Wolfgang Kleinwächter   29.09.2003 

Der Weltgipfel zur Informationsgesellschaft (WSIS) auf der 
Intensivstation 

Was viele bereits befürchtet hatten, ist nun eingetreten. Der seit mehr 
als zwei Jahren andauernde Vorbereitungsprozess für den Weltgipfel zur 
Informationsgesellschaft (  WSIS [1]) im Dezember 2003 ist auf der 
Zielgerade kollabiert.
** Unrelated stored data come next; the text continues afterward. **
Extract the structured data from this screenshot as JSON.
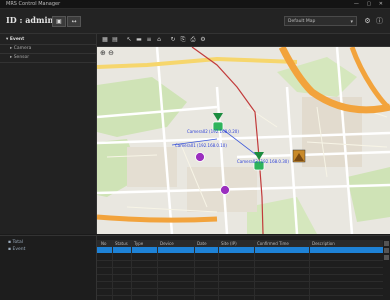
{
  "window": {
    "title": "MRS Control Manager",
    "controls": "— ▢ ✕"
  },
  "header": {
    "id_label": "ID : admin",
    "btn1": "▣",
    "btn2": "↔",
    "select_value": "Default Map",
    "select_arrow": "▾"
  },
  "left_tree": {
    "root": "Event",
    "items": [
      "Camera",
      "Sensor"
    ]
  },
  "toolbar": {
    "icons": [
      "grid-icon",
      "layout-icon",
      "pointer-icon",
      "ruler-icon",
      "layers-icon",
      "home-icon",
      "refresh-icon",
      "export-icon",
      "print-icon",
      "settings-icon"
    ]
  },
  "map": {
    "zoom": "⊕ ⊖",
    "labels": [
      "Camera02 (192.168.0.20)",
      "Camera01 (192.168.0.10)",
      "Camera03 (192.168.0.30)"
    ]
  },
  "bottom_left": {
    "items": [
      "Total",
      "Event"
    ]
  },
  "grid": {
    "columns": [
      "No",
      "Status",
      "Type",
      "Device",
      "Date",
      "Site (IP)",
      "Confirmed Time",
      "Description"
    ]
  },
  "colors": {
    "accent": "#1e82d6",
    "camera_green": "#22a34a",
    "poi_purple": "#9b2fbf",
    "route_red": "#c23b3b",
    "highway_orange": "#f2a33c"
  }
}
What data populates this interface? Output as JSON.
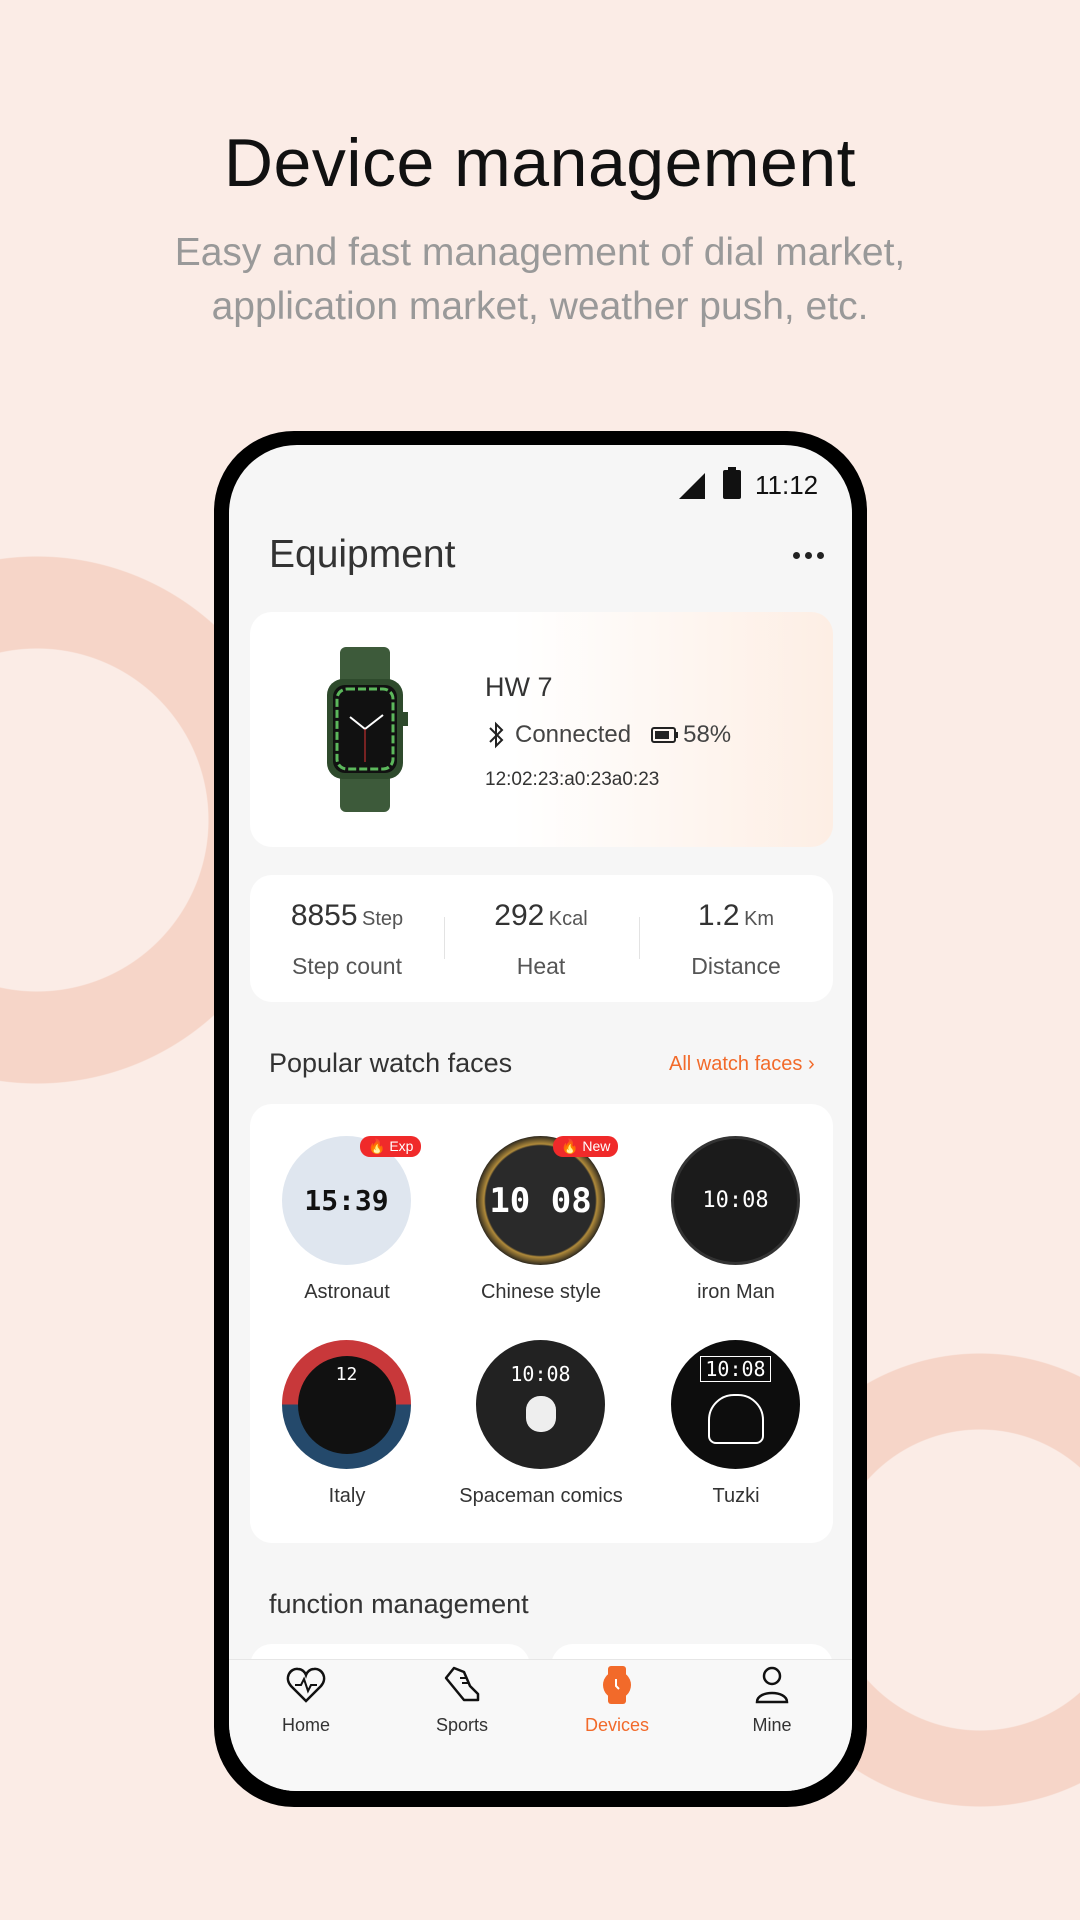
{
  "headline": {
    "title": "Device management",
    "subtitle_line1": "Easy and fast management of dial market,",
    "subtitle_line2": "application market, weather push, etc."
  },
  "status_bar": {
    "time": "11:12",
    "icons": [
      "signal-icon",
      "battery-icon"
    ]
  },
  "header": {
    "title": "Equipment",
    "more_icon": "more-dots-icon"
  },
  "device": {
    "name": "HW 7",
    "connection": "Connected",
    "battery": "58%",
    "mac": "12:02:23:a0:23a0:23"
  },
  "stats": [
    {
      "value": "8855",
      "unit": "Step",
      "label": "Step count"
    },
    {
      "value": "292",
      "unit": "Kcal",
      "label": "Heat"
    },
    {
      "value": "1.2",
      "unit": "Km",
      "label": "Distance"
    }
  ],
  "watch_faces": {
    "title": "Popular watch faces",
    "all_link": "All watch faces",
    "items": [
      {
        "name": "Astronaut",
        "badge": "Exp",
        "time": "15:39"
      },
      {
        "name": "Chinese style",
        "badge": "New",
        "time": "10 08"
      },
      {
        "name": "iron Man",
        "time": "10:08"
      },
      {
        "name": "Italy",
        "time": "12"
      },
      {
        "name": "Spaceman comics",
        "time": "10:08"
      },
      {
        "name": "Tuzki",
        "time": "10:08"
      }
    ]
  },
  "function_management": {
    "title": "function management"
  },
  "nav": [
    {
      "label": "Home",
      "icon": "heart-pulse-icon"
    },
    {
      "label": "Sports",
      "icon": "shoe-icon"
    },
    {
      "label": "Devices",
      "icon": "watch-icon",
      "active": true
    },
    {
      "label": "Mine",
      "icon": "person-icon"
    }
  ],
  "colors": {
    "accent": "#f26a2a",
    "background": "#fbece6",
    "badge": "#f02a2a"
  }
}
Die knapp 2.000 Delegierten aus aller Welt, die 
in den letzten zwei Wochen in Genf versucht hatten, aus den 
vorliegenden Entwurfstexten einer Deklaration und eines auf das Jahr 
2015 abzielenden Aktionsplanes ein den Staats- und Regierungschefs 
vorlegbares Abschlussdokument zu produzieren, waren nicht in der Lage, 
sich zu einigen. Nun soll auf einer außerordentlichen 4. 
Vorbereitungskonferenz im November versucht werden, das drohende 
Desaster abzuwenden. Dem WSIS-Prozess zur Weltinformationsgesellschaft 
könnte das gleiche Schicksal drohen, dass den Doha-Prozess über den 
Welthandel jüngst auf der WTO-Konferenz in Cancun ereilte. 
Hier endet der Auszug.